Nein, ehrlich, ich will hier raus. Deutschland macht mich unglücklich. Überall abgeklärte Altlinke, die an nichts mehr glauben – und triumphierende Neurechte, die endlich einmal den kalten Wind der Veränderung wehen lassen möchten. Wahlplakate, die die Krise beschwören: »Jeden Tag 1000 Arbeitsplätze weniger«, »Alle 15 Minuten eine Firmenpleite«. Da kann man nur depressiv werden. Und es ist eine drittklassige Depression.

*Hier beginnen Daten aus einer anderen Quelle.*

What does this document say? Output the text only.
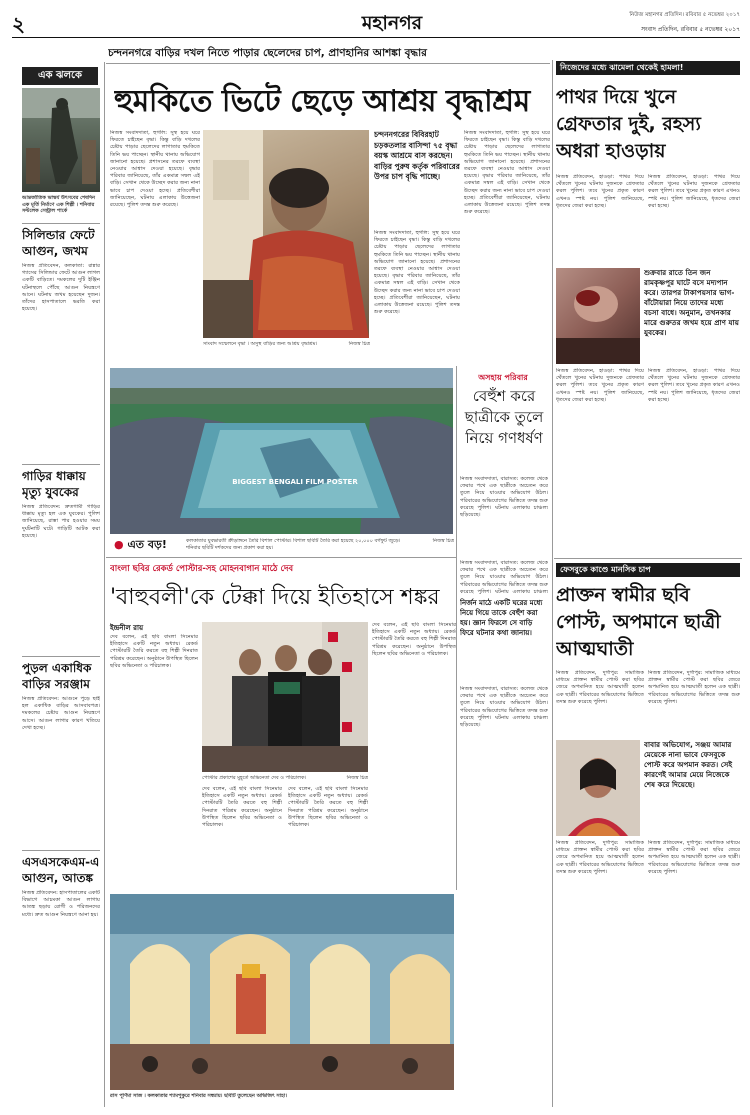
২	মহানগর	নিউজ মহানগর প্রতিদিন। রবিবার ৫ নভেম্বর ২০১৭
সংবাদ প্রতিদিন, রবিবার ৫ নভেম্বর ২০১৭
এক ঝলকে
আন্তর্জাতিক ভাস্কর্য উৎসবের শেষদিন এক মূর্তি নির্মাণে এক শিল্পী । শনিবার সল্টলেক সেন্ট্রাল পার্কে
সিলিন্ডার ফেটে আগুন, জখম
নিজস্ব প্রতিবেদন, কলকাতা: রান্নার গ্যাসের সিলিন্ডার ফেটে আগুন লাগল একটি বাড়িতে। দমকলের দুটি ইঞ্জিন ঘটনাস্থলে পৌঁছে আগুন নিয়ন্ত্রণে আনে। ঘটনায় জখম হয়েছেন দুজন। তাঁদের হাসপাতালে ভরতি করা হয়েছে।
গাড়ির ধাক্কায় মৃত্যু যুবকের
নিজস্ব প্রতিবেদন: দ্রুতগামী গাড়ির ধাক্কায় মৃত্যু হল এক যুবকের। পুলিশ জানিয়েছে, রাস্তা পার হওয়ার সময় দুর্ঘটনাটি ঘটে। গাড়িটি আটক করা হয়েছে।
পুড়ল একাধিক বাড়ির সরঞ্জাম
নিজস্ব প্রতিবেদন: আগুনে পুড়ে ছাই হল একাধিক বাড়ির আসবাবপত্র। দমকলের চেষ্টায় আগুন নিয়ন্ত্রণে আসে। আগুন লাগার কারণ খতিয়ে দেখা হচ্ছে।
এসএসকেএম-এ আগুন, আতঙ্ক
নিজস্ব প্রতিবেদন: হাসপাতালের একটি বিভাগে আচমকা আগুন লাগায় আতঙ্ক ছড়ায় রোগী ও পরিজনদের মধ্যে। দ্রুত আগুন নিয়ন্ত্রণে আনা হয়।
চন্দননগরে বাড়ির দখল নিতে পাড়ার ছেলেদের চাপ, প্রাণহানির আশঙ্কা বৃদ্ধার
হুমকিতে ভিটে ছেড়ে আশ্রয় বৃদ্ধাশ্রম
নিজস্ব সংবাদদাতা, হুগলি: সুস্থ হয়ে ঘরে ফিরতে চাইছেন বৃদ্ধা। কিন্তু বাড়ি দখলের চেষ্টায় পাড়ার ছেলেদের লাগাতার হুমকিতে তিনি ভয় পাচ্ছেন। স্থানীয় থানায় অভিযোগ জানানো হয়েছে। প্রশাসনের তরফে ব্যবস্থা নেওয়ার আশ্বাস দেওয়া হয়েছে। বৃদ্ধার পরিবার জানিয়েছে, তাঁর একমাত্র সম্বল এই বাড়ি। সেখান থেকে উচ্ছেদ করার জন্য নানা ভাবে চাপ দেওয়া হচ্ছে। প্রতিবেশীরা জানিয়েছেন, ঘটনায় এলাকায় উত্তেজনা রয়েছে। পুলিশ তদন্ত শুরু করেছে।
সাংবাদ সম্মেলনে বৃদ্ধা । অসুস্থ বাড়ির জন্য আশ্রয় বৃদ্ধাশ্রম।	নিজস্ব চিত্র
চন্দননগরের বিবিরহাট চড়কতলার বাসিন্দা ৭৫ বৃদ্ধা বয়স্ক আশ্রমে বাস করছেন। বাড়ির পুরুষ কর্তৃক পরিবারের উপর চাপ বৃদ্ধি পাচ্ছে।
নিজস্ব সংবাদদাতা, হুগলি: সুস্থ হয়ে ঘরে ফিরতে চাইছেন বৃদ্ধা। কিন্তু বাড়ি দখলের চেষ্টায় পাড়ার ছেলেদের লাগাতার হুমকিতে তিনি ভয় পাচ্ছেন। স্থানীয় থানায় অভিযোগ জানানো হয়েছে। প্রশাসনের তরফে ব্যবস্থা নেওয়ার আশ্বাস দেওয়া হয়েছে। বৃদ্ধার পরিবার জানিয়েছে, তাঁর একমাত্র সম্বল এই বাড়ি। সেখান থেকে উচ্ছেদ করার জন্য নানা ভাবে চাপ দেওয়া হচ্ছে। প্রতিবেশীরা জানিয়েছেন, ঘটনায় এলাকায় উত্তেজনা রয়েছে। পুলিশ তদন্ত শুরু করেছে।
নিজস্ব সংবাদদাতা, হুগলি: সুস্থ হয়ে ঘরে ফিরতে চাইছেন বৃদ্ধা। কিন্তু বাড়ি দখলের চেষ্টায় পাড়ার ছেলেদের লাগাতার হুমকিতে তিনি ভয় পাচ্ছেন। স্থানীয় থানায় অভিযোগ জানানো হয়েছে। প্রশাসনের তরফে ব্যবস্থা নেওয়ার আশ্বাস দেওয়া হয়েছে। বৃদ্ধার পরিবার জানিয়েছে, তাঁর একমাত্র সম্বল এই বাড়ি। সেখান থেকে উচ্ছেদ করার জন্য নানা ভাবে চাপ দেওয়া হচ্ছে। প্রতিবেশীরা জানিয়েছেন, ঘটনায় এলাকায় উত্তেজনা রয়েছে। পুলিশ তদন্ত শুরু করেছে।
নিজেদের মধ্যে ঝামেলা থেকেই হামলা!
পাথর দিয়ে খুনে গ্রেফতার দুই, রহস্য অধরা হাওড়ায়
নিজস্ব প্রতিবেদন, হাওড়া: পাথর দিয়ে থেঁতলে খুনের ঘটনায় দুজনকে গ্রেফতার করল পুলিশ। তবে খুনের প্রকৃত কারণ এখনও স্পষ্ট নয়। পুলিশ জানিয়েছে, ধৃতদের জেরা করা হচ্ছে।
নিজস্ব প্রতিবেদন, হাওড়া: পাথর দিয়ে থেঁতলে খুনের ঘটনায় দুজনকে গ্রেফতার করল পুলিশ। তবে খুনের প্রকৃত কারণ এখনও স্পষ্ট নয়। পুলিশ জানিয়েছে, ধৃতদের জেরা করা হচ্ছে।
শুক্রবার রাতে তিন জন রামকৃষ্ণপুর ঘাটে বসে মদ্যপান করে। তারপর টাকাপয়সার ভাগ-বাঁটোয়ারা নিয়ে তাদের মধ্যে বচসা বাধে। অনুমান, তখনকার মারে গুরুতর জখম হয়ে প্রাণ যায় যুবকের।
নিজস্ব প্রতিবেদন, হাওড়া: পাথর দিয়ে থেঁতলে খুনের ঘটনায় দুজনকে গ্রেফতার করল পুলিশ। তবে খুনের প্রকৃত কারণ এখনও স্পষ্ট নয়। পুলিশ জানিয়েছে, ধৃতদের জেরা করা হচ্ছে।
নিজস্ব প্রতিবেদন, হাওড়া: পাথর দিয়ে থেঁতলে খুনের ঘটনায় দুজনকে গ্রেফতার করল পুলিশ। তবে খুনের প্রকৃত কারণ এখনও স্পষ্ট নয়। পুলিশ জানিয়েছে, ধৃতদের জেরা করা হচ্ছে।
ফেসবুকে কাণ্ডে মানসিক চাপ
প্রাক্তন স্বামীর ছবি পোস্ট, অপমানে ছাত্রী আত্মঘাতী
নিজস্ব প্রতিবেদন, দুর্গাপুর: সামাজিক মাধ্যমে প্রাক্তন স্বামীর পোস্ট করা ছবির জেরে অপমানিত হয়ে আত্মঘাতী হলেন এক ছাত্রী। পরিবারের অভিযোগের ভিত্তিতে তদন্ত শুরু করেছে পুলিশ।
নিজস্ব প্রতিবেদন, দুর্গাপুর: সামাজিক মাধ্যমে প্রাক্তন স্বামীর পোস্ট করা ছবির জেরে অপমানিত হয়ে আত্মঘাতী হলেন এক ছাত্রী। পরিবারের অভিযোগের ভিত্তিতে তদন্ত শুরু করেছে পুলিশ।
বাবার অভিযোগ, সঞ্জয় আমার মেয়েকে নানা ভাবে ফেসবুকে পোস্ট করে অপমান করত। সেই কারণেই আমার মেয়ে নিজেকে শেষ করে দিয়েছে।
নিজস্ব প্রতিবেদন, দুর্গাপুর: সামাজিক মাধ্যমে প্রাক্তন স্বামীর পোস্ট করা ছবির জেরে অপমানিত হয়ে আত্মঘাতী হলেন এক ছাত্রী। পরিবারের অভিযোগের ভিত্তিতে তদন্ত শুরু করেছে পুলিশ।
নিজস্ব প্রতিবেদন, দুর্গাপুর: সামাজিক মাধ্যমে প্রাক্তন স্বামীর পোস্ট করা ছবির জেরে অপমানিত হয়ে আত্মঘাতী হলেন এক ছাত্রী। পরিবারের অভিযোগের ভিত্তিতে তদন্ত শুরু করেছে পুলিশ।
BIGGEST BENGALI FILM POSTER
● এত বড়!	কলকাতার যুবভারতী ক্রীড়াঙ্গনে তৈরি বিশাল পোস্টার। বিশাল ছবিটি তৈরি করা হয়েছে ২০,০০০ বর্গফুট জুড়ে। শনিবার ছবিটি দর্শকদের জন্য প্রকাশ করা হয়।
নিজস্ব চিত্র
অসহায় পরিবার
বেহুঁশ করে ছাত্রীকে তুলে নিয়ে গণধর্ষণ
নিজস্ব সংবাদদাতা, বারাসত: কলেজ থেকে ফেরার পথে এক ছাত্রীকে অচেতন করে তুলে নিয়ে যাওয়ার অভিযোগ উঠল। পরিবারের অভিযোগের ভিত্তিতে তদন্ত শুরু করেছে পুলিশ। ঘটনায় এলাকায় চাঞ্চল্য ছড়িয়েছে।
নির্জন মাঠে একটি ঘরের মধ্যে নিয়ে গিয়ে তাকে বেহুঁশ করা হয়। জ্ঞান ফিরলে সে বাড়ি ফিরে ঘটনার কথা জানায়।
নিজস্ব সংবাদদাতা, বারাসত: কলেজ থেকে ফেরার পথে এক ছাত্রীকে অচেতন করে তুলে নিয়ে যাওয়ার অভিযোগ উঠল। পরিবারের অভিযোগের ভিত্তিতে তদন্ত শুরু করেছে পুলিশ। ঘটনায় এলাকায় চাঞ্চল্য ছড়িয়েছে।
নিজস্ব সংবাদদাতা, বারাসত: কলেজ থেকে ফেরার পথে এক ছাত্রীকে অচেতন করে তুলে নিয়ে যাওয়ার অভিযোগ উঠল। পরিবারের অভিযোগের ভিত্তিতে তদন্ত শুরু করেছে পুলিশ। ঘটনায় এলাকায় চাঞ্চল্য
বাংলা ছবির রেকর্ড পোস্টার-সহ মোহনবাগান মাঠে দেব
'বাহুবলী'কে টেক্কা দিয়ে ইতিহাসে শঙ্কর
ইন্দ্রনীল রায়
দেব বলেন, এই ছবি বাংলা সিনেমার ইতিহাসে একটি নতুন অধ্যায়। রেকর্ড পোস্টারটি তৈরি করতে বহু শিল্পী দিনরাত পরিশ্রম করেছেন। অনুষ্ঠানে উপস্থিত ছিলেন ছবির অভিনেতা ও পরিচালক।
পোস্টার প্রকাশের মুহূর্তে অভিনেতা দেব ও পরিচালক।	নিজস্ব চিত্র
দেব বলেন, এই ছবি বাংলা সিনেমার ইতিহাসে একটি নতুন অধ্যায়। রেকর্ড পোস্টারটি তৈরি করতে বহু শিল্পী দিনরাত পরিশ্রম করেছেন। অনুষ্ঠানে উপস্থিত ছিলেন ছবির অভিনেতা ও পরিচালক।
দেব বলেন, এই ছবি বাংলা সিনেমার ইতিহাসে একটি নতুন অধ্যায়। রেকর্ড পোস্টারটি তৈরি করতে বহু শিল্পী দিনরাত পরিশ্রম করেছেন। অনুষ্ঠানে উপস্থিত ছিলেন ছবির অভিনেতা ও পরিচালক।
দেব বলেন, এই ছবি বাংলা সিনেমার ইতিহাসে একটি নতুন অধ্যায়। রেকর্ড পোস্টারটি তৈরি করতে বহু শিল্পী দিনরাত পরিশ্রম করেছেন। অনুষ্ঠানে উপস্থিত ছিলেন ছবির অভিনেতা ও পরিচালক।
রাস পূর্ণিমা সাজ । কলকাতার শ্যামপুকুরে শনিবার সন্ধ্যায়। ছবিটি তুলেছেন অভিজিৎ সাহা।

Wenn schon schwermütig, dann mit Stil. In einem Land, wo man etwas von der Sache versteht. Finnland. »Der ärgste Feind des Finnen ist die Melancholie. Trübsal, grenzenlose Apathie«, schreibt Arto Paasilinna in seinem Roman Der wunderbare Massenselbstmord, »aber die Finnen sind ein Volk von Kämpfern. Nachgeben gilt nicht.« Nationaler Anti-Melancholie-Tag ist Johannis, das Mittsommerfest. Wer die Orgien zu diesem Anlass erlebt hat, begreift, wie wirksam die Finnen gegen das Seelendunkel anfeiern: mit zahllosen Feuern am Seeufer, mit Lachs, mit Schnaps. »Und jetzt bringen wir das Orchester an den See«, sagte der Bruder meiner finnischen Freundin, ein Zahnarzt aus Helsinki, und fuhr seinen Mercedes ins Wasser, wo er die Stereoanlage voll aufdrehte: La Traviata. Alle Gebüsche enthielten vergnügte Paare, nicht immer die, die zusammen zum Fest gekommen waren.

So eine Nacht weist die Schwermut in ihre Schranken. Für die anderen 364 brauche ich eine neue Sauna, Wodka und Würstchen für den Saunaofen. Post bitte an das Hauptpostamt Hauro. Aber lieber keine Post.